Active noise canceling is becoming increasingly popular in many audio environments wherein undesired sound is perceived by users. For example, headphones comprising active noise canceling functionality have become popular and are frequently used in many audio environments such as on noisy factory floors, in airplanes, and by people operating noisy equipment.
Active noise canceling headphones and similar systems are based on a microphone sensing the audio environment typically close to the users ear (e.g. within the acoustic volume created by the earphones around the ear). A noise cancellation signal is then radiated into the audio environment in order to reduce the resulting sound level. Specifically, the noise cancellation signal seeks to provide a signal with an opposite phase of the sound wave arriving at the microphone thereby resulting in a destructive interference that at least partly cancels out the noise in the audio environment. Typically, the active noise canceling system implements a feedback loop which generates the sound canceling signal based on the audio signal measured by the microphone in the presence of both the noise and the noise cancellation signal.
The performance of such noise cancellation loops is controlled by a feedback filter implemented as part of the feedback loop. The feedback filter is sought to be designed such that the optimum noise canceling effect can be achieved. Various algorithms and approaches for designing a feedback filter are known. For example, an approach for designing the feedback filter based on the Cepstral domain is described in J. Laroche. “Optimal Constraint-Based Loop-Shaping in the Cepstral Domain”, IEEE Signal process. letters, 14(4):225 to 227, April 2007.
However, as the feedback loop essentially represents an Infinite Impulse Response (IIR) filter, the design of the feedback filter is constrained by the requirement for the feedback loop to be stable. The stability of the overall closed loop filter is guaranteed by using Nyquist' stability theorem which requires that the overall closed loop transfer function does not encircle the point z=−1 in the complex plane for z=exp(jθ) with 0≦θ<2π.
However, whereas the feedback filter tends to be a fixed, non-adaptive filter in order to reduce complexity and simplify the design process, the transfer functions of parts of the feedback loop tend to vary substantially.
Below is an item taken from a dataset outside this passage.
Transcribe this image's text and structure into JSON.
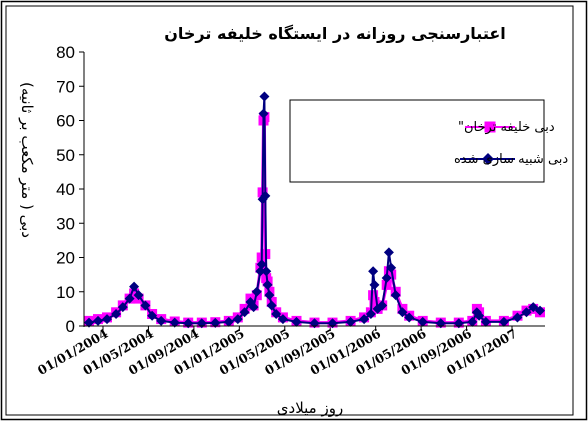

Specifically, the feedback loop comprises a secondary path which represents other elements of the loop than the feedback filter including the response of the analog to digital and digital to analog converters, anti-aliasing filters, power amplifier, loudspeaker, microphone and the transfer function of the acoustic path from the loudspeaker to the error microphone. The transfer function of the secondary path varies substantially as a function of the current configuration of the headphones. For example, the transfer function of the secondary path may change substantially depending on whether the headphones are in a normal operational configuration (i.e. worn by a user), are not worn by a user, are pressed towards the head of a user etc.
Since the feedback loop has to be stable in all scenarios, the feedback filter is restricted by having to ensure stability for all different possible transfer functions of the secondary path. Therefore, the design of the feedback filter tends to be based on a worst case assumption for the transfer function of the secondary path. However, although such an approach may ensure stability of the system, it tends to result in reduced performance as the ideal noise canceling function for the specific current secondary path transfer function is not implemented by the feedback filter.
Hence, an improved noise canceling system would be advantageous and in particular a noise canceling system allowing increased flexibility, improved noise cancellation, reduced complexity, improved stability performance and characteristics, and/or improved performance would be advantageous.